Saturday, 2 February 2008

Giving offence

I learnt something about being offensive this week. I occasionally work for some of the Aboriginal housing organisations here in South-East Queensland and as a result I'm on an e-mail list that gets a lot of news from around the Indigenous community. The other day - right after Australia Day or Invasion Day as Indigenous Australians call it - I got an e-mail with this cartoon attached. The cartoon had appeared in our local newspaper on Invasion Day. It depicts the "first property deal, 220 years ago", and the Indigenous auctioneer is saying "... sold for no money to the weird white fella in the funny hat". The person who sent this image added some indignant comments that included the following

"I'm astounded at how eurocentric and deluded this cartoon is in displaying the 'first property deal in Australia'. There was no deal...It outraged me and I shudder to think that many Aussies out there got a little chuckle out of it and kept reading...I hope you can send this out to your network of enlightened people and hopefully they will let the Courier Mail know how offensive, socially irresponsible and essentially evil such printed material is."
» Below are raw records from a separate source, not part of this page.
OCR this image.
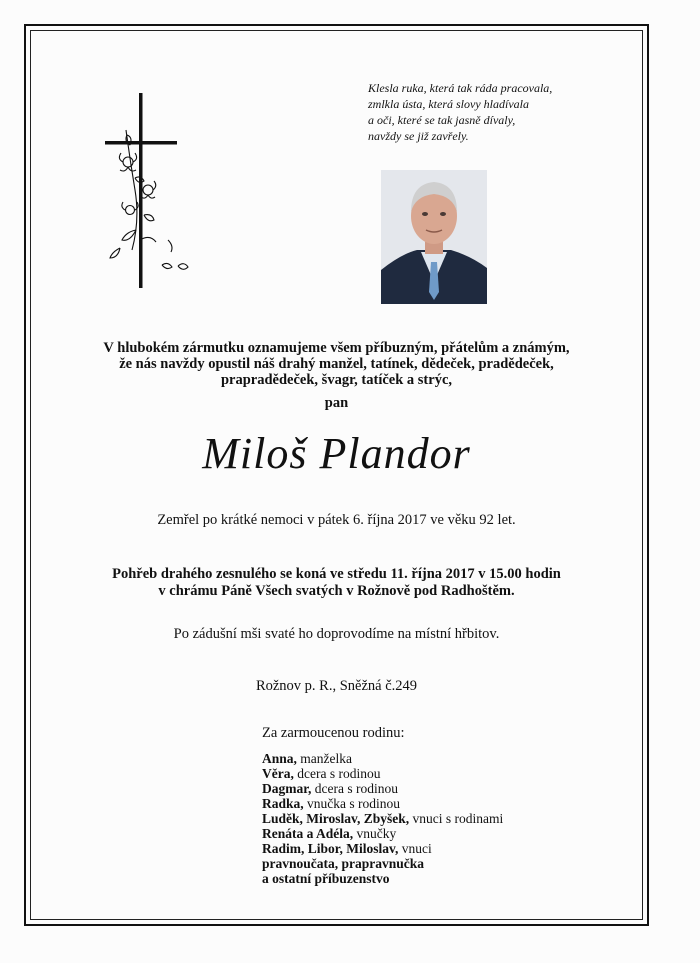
Klesla ruka, která tak ráda pracovala,
zmlkla ústa, která slovy hladívala
a oči, které se tak jasně dívaly,
navždy se již zavřely.
V hlubokém zármutku oznamujeme všem příbuzným, přátelům a známým,
že nás navždy opustil náš drahý manžel, tatínek, dědeček, pradědeček,
prapradědeček, švagr, tatíček a strýc,
pan
Miloš Plandor
Zemřel po krátké nemoci v pátek 6. října 2017 ve věku 92 let.
Pohřeb drahého zesnulého se koná ve středu 11. října 2017 v 15.00 hodin
v chrámu Páně Všech svatých v Rožnově pod Radhoštěm.
Po zádušní mši svaté ho doprovodíme na místní hřbitov.
Rožnov p. R., Sněžná č.249
Za zarmoucenou rodinu:
Anna, manželka
Věra, dcera s rodinou
Dagmar, dcera s rodinou
Radka, vnučka s rodinou
Luděk, Miroslav, Zbyšek, vnuci s rodinami
Renáta a Adéla, vnučky
Radim, Libor, Miloslav, vnuci
pravnoučata, prapravnučka
a ostatní příbuzenstvo
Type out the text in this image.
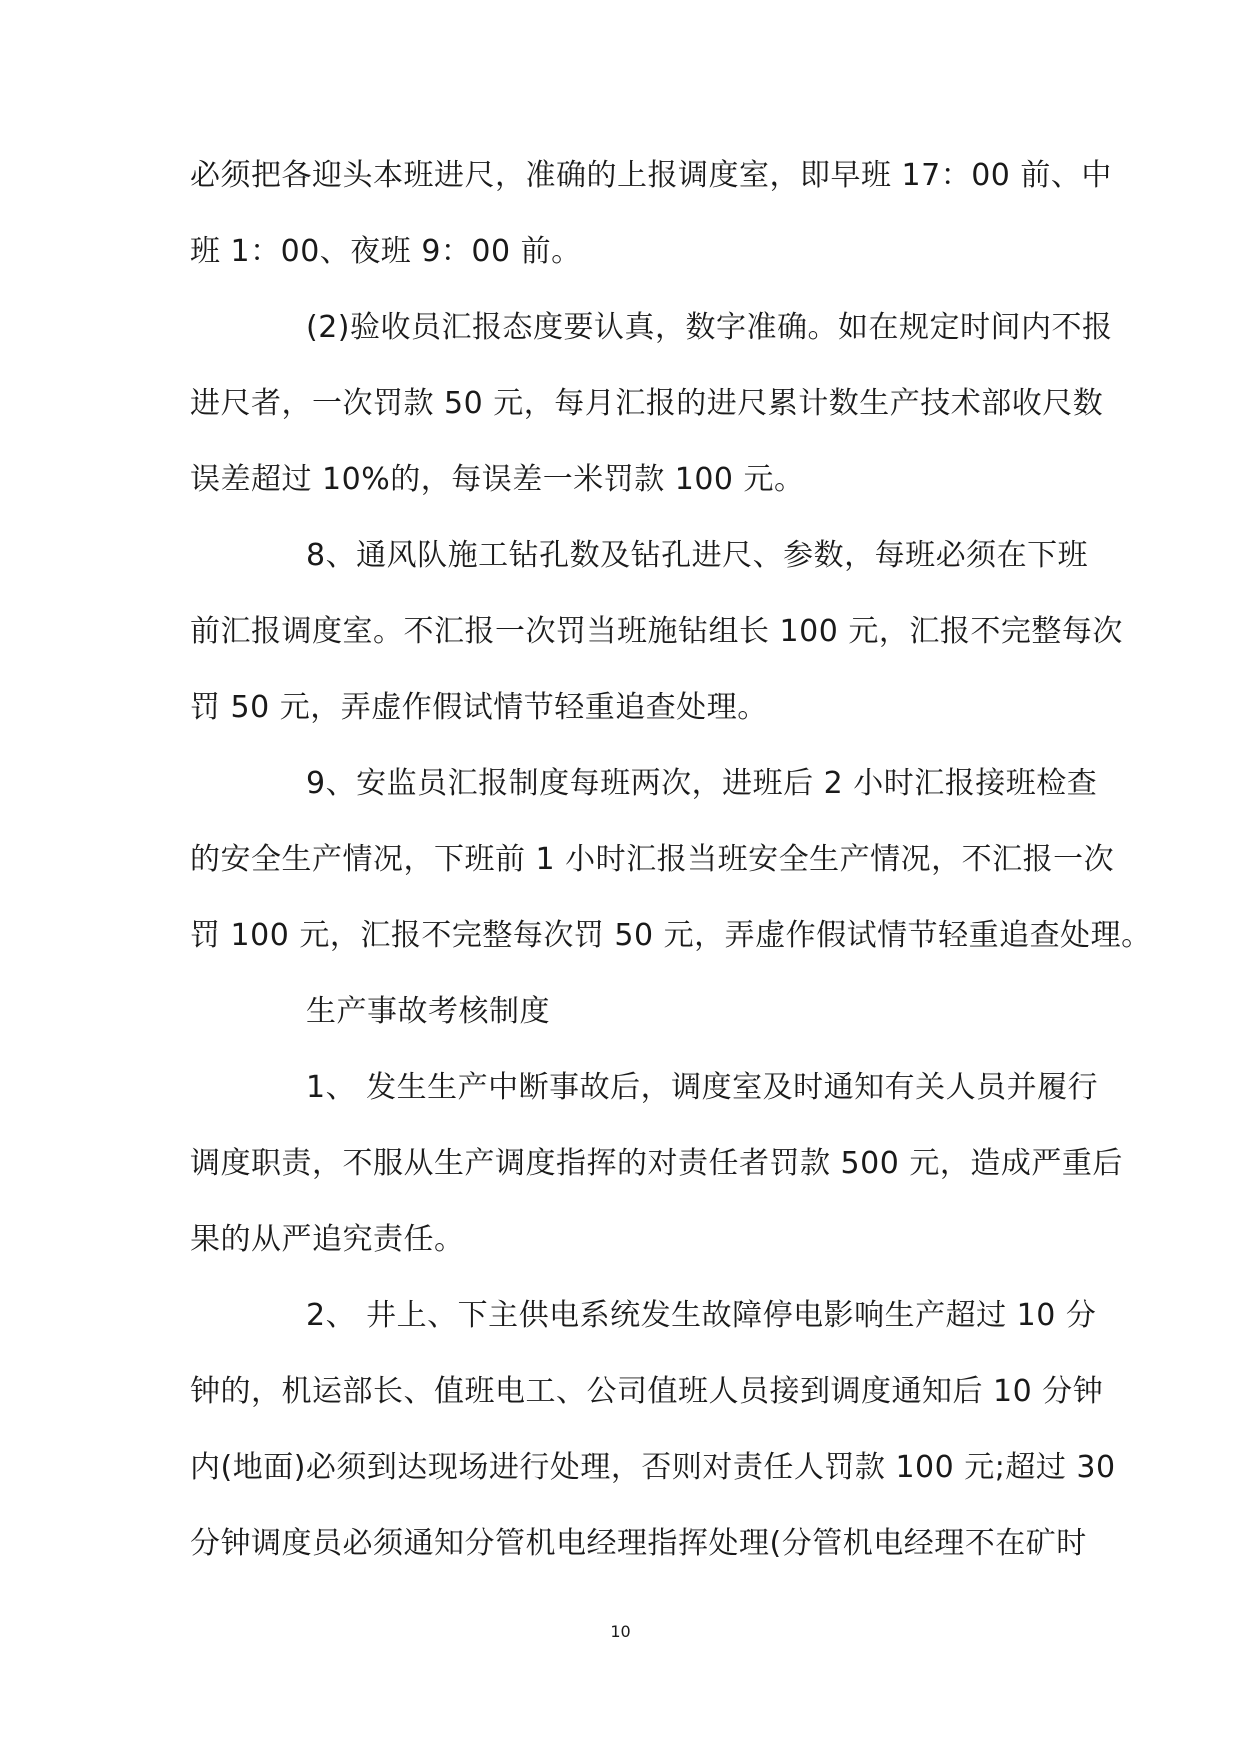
必须把各迎头本班进尺，准确的上报调度室，即早班 17：00 前、中
班 1：00、夜班 9：00 前。
(2)验收员汇报态度要认真，数字准确。如在规定时间内不报
进尺者，一次罚款 50 元，每月汇报的进尺累计数生产技术部收尺数
误差超过 10%的，每误差一米罚款 100 元。
8、通风队施工钻孔数及钻孔进尺、参数，每班必须在下班
前汇报调度室。不汇报一次罚当班施钻组长 100 元，汇报不完整每次
罚 50 元，弄虚作假试情节轻重追查处理。
9、安监员汇报制度每班两次，进班后 2 小时汇报接班检查
的安全生产情况，下班前 1 小时汇报当班安全生产情况，不汇报一次
罚 100 元，汇报不完整每次罚 50 元，弄虚作假试情节轻重追查处理。
生产事故考核制度
1、 发生生产中断事故后，调度室及时通知有关人员并履行
调度职责，不服从生产调度指挥的对责任者罚款 500 元，造成严重后
果的从严追究责任。
2、 井上、下主供电系统发生故障停电影响生产超过 10 分
钟的，机运部长、值班电工、公司值班人员接到调度通知后 10 分钟
内(地面)必须到达现场进行处理，否则对责任人罚款 100 元;超过 30
分钟调度员必须通知分管机电经理指挥处理(分管机电经理不在矿时
10
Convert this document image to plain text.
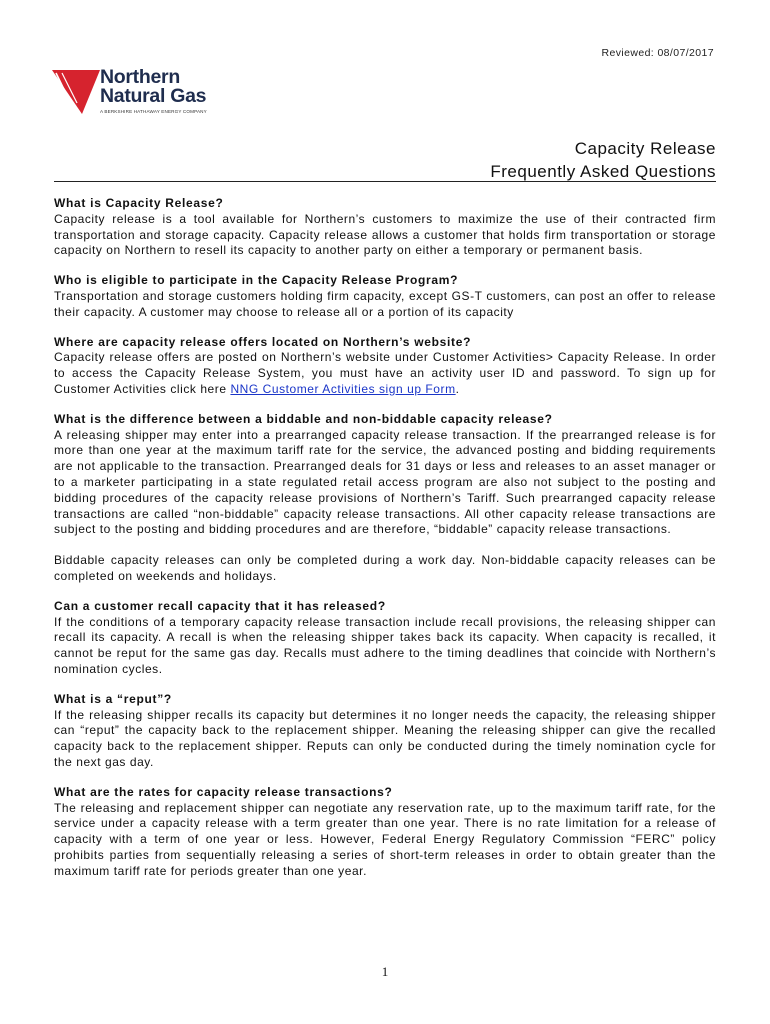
Reviewed: 08/07/2017
Northern
Natural Gas
A BERKSHIRE HATHAWAY ENERGY COMPANY
Capacity Release
Frequently Asked Questions
What is Capacity Release?

Capacity release is a tool available for Northern’s customers to maximize the use of their contracted firm transportation and storage capacity. Capacity release allows a customer that holds firm transportation or storage capacity on Northern to resell its capacity to another party on either a temporary or permanent basis.

Who is eligible to participate in the Capacity Release Program?

Transportation and storage customers holding firm capacity, except GS-T customers, can post an offer to release their capacity. A customer may choose to release all or a portion of its capacity

Where are capacity release offers located on Northern’s website?

Capacity release offers are posted on Northern’s website under Customer Activities> Capacity Release. In order to access the Capacity Release System, you must have an activity user ID and password. To sign up for Customer Activities click here NNG Customer Activities sign up Form.

What is the difference between a biddable and non-biddable capacity release?

A releasing shipper may enter into a prearranged capacity release transaction. If the prearranged release is for more than one year at the maximum tariff rate for the service, the advanced posting and bidding requirements are not applicable to the transaction. Prearranged deals for 31 days or less and releases to an asset manager or to a marketer participating in a state regulated retail access program are also not subject to the posting and bidding procedures of the capacity release provisions of Northern’s Tariff. Such prearranged capacity release transactions are called “non-biddable” capacity release transactions. All other capacity release transactions are subject to the posting and bidding procedures and are therefore, “biddable” capacity release transactions.

Biddable capacity releases can only be completed during a work day. Non-biddable capacity releases can be completed on weekends and holidays.

Can a customer recall capacity that it has released?

If the conditions of a temporary capacity release transaction include recall provisions, the releasing shipper can recall its capacity. A recall is when the releasing shipper takes back its capacity. When capacity is recalled, it cannot be reput for the same gas day. Recalls must adhere to the timing deadlines that coincide with Northern’s nomination cycles.

What is a “reput”?

If the releasing shipper recalls its capacity but determines it no longer needs the capacity, the releasing shipper can “reput” the capacity back to the replacement shipper. Meaning the releasing shipper can give the recalled capacity back to the replacement shipper. Reputs can only be conducted during the timely nomination cycle for the next gas day.

What are the rates for capacity release transactions?

The releasing and replacement shipper can negotiate any reservation rate, up to the maximum tariff rate, for the service under a capacity release with a term greater than one year. There is no rate limitation for a release of capacity with a term of one year or less. However, Federal Energy Regulatory Commission “FERC” policy prohibits parties from sequentially releasing a series of short-term releases in order to obtain greater than the maximum tariff rate for periods greater than one year.

1
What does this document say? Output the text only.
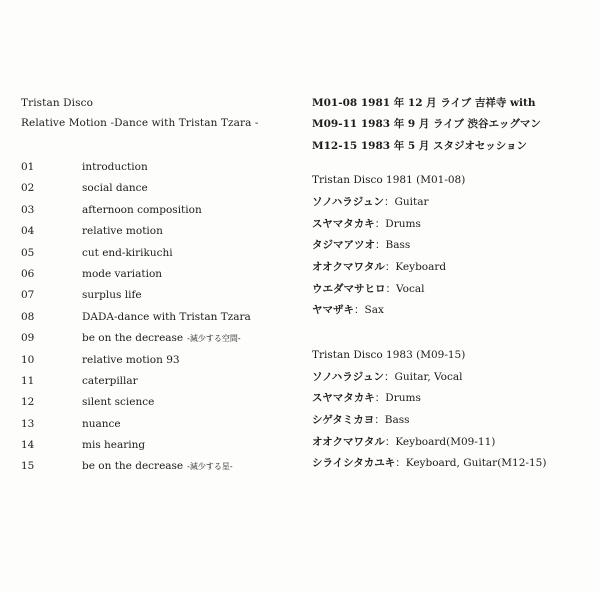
Tristan Disco
Relative Motion -Dance with Tristan Tzara -
01	introduction
02	social dance
03	afternoon composition
04	relative motion
05	cut end-kirikuchi
06	mode variation
07	surplus life
08	DADA-dance with Tristan Tzara
09	be on the decrease -減少する空間-
10	relative motion 93
11	caterpillar
12	silent science
13	nuance
14	mis hearing
15	be on the decrease -減少する星-
M01-08 1981 年 12 月 ライブ 吉祥寺 with
M09-11 1983 年 9 月 ライブ 渋谷エッグマン
M12-15 1983 年 5 月 スタジオセッション
Tristan Disco 1981 (M01-08)
ソノハラジュン：Guitar
スヤマタカキ：Drums
タジマアツオ：Bass
オオクマワタル：Keyboard
ウエダマサヒロ：Vocal
ヤマザキ：Sax
Tristan Disco 1983 (M09-15)
ソノハラジュン：Guitar, Vocal
スヤマタカキ：Drums
シゲタミカヨ：Bass
オオクマワタル：Keyboard(M09-11)
シライシタカユキ：Keyboard, Guitar(M12-15)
I have to admit that my first reaction to this was that the person sending the e-mail had misunderstood the cartoon. It seemed to me to be actually pro-Indigenous, using typical ironic white Australian humour to highlight the injustice of the British land grab. I too would have had a little chuckle and kept reading.

As I thought about it, though, I realised a couple of things. Firstly, the person who sent the e-mail was not a white Australian and therefore might not share that sense of irony (I was being eurocentric!). The second was that since I wasn't one of the people whose land got invaded, it didn't really matter what I thought. An Indigenous person was clearly offended by the cartoon, and I'm assuming she wasn't alone since the list moderator sent the message on.

This made me think about the difference between being accidentially offensive, and being deliberately so. In this case there is no doubt that the cartoon is offensive since Indigenous people were offended. Whether the cartoonist meant to give offence is another matter. I doubt that he did. He just didn't know enough about Indigenous culture to know what would give offence. Neither did I.

It reminded me of a quote from "Murder in the Collective" by Barbara Wilson. One of the characters says, " worry about being called racist as if it were syphilis or something. Like you were accused of having some dread, disfiguring, incurable disease. But I think it's more like telling someone or being told, 'Hey, you've got snot hanging out of your nose.' You say thank you and wipe it off. Though that doesn't mean the snot's not going to ever drip again."

So, I've just wiped the snot from my nose and I hope the Courier-Mail cartoonist can wipe his too.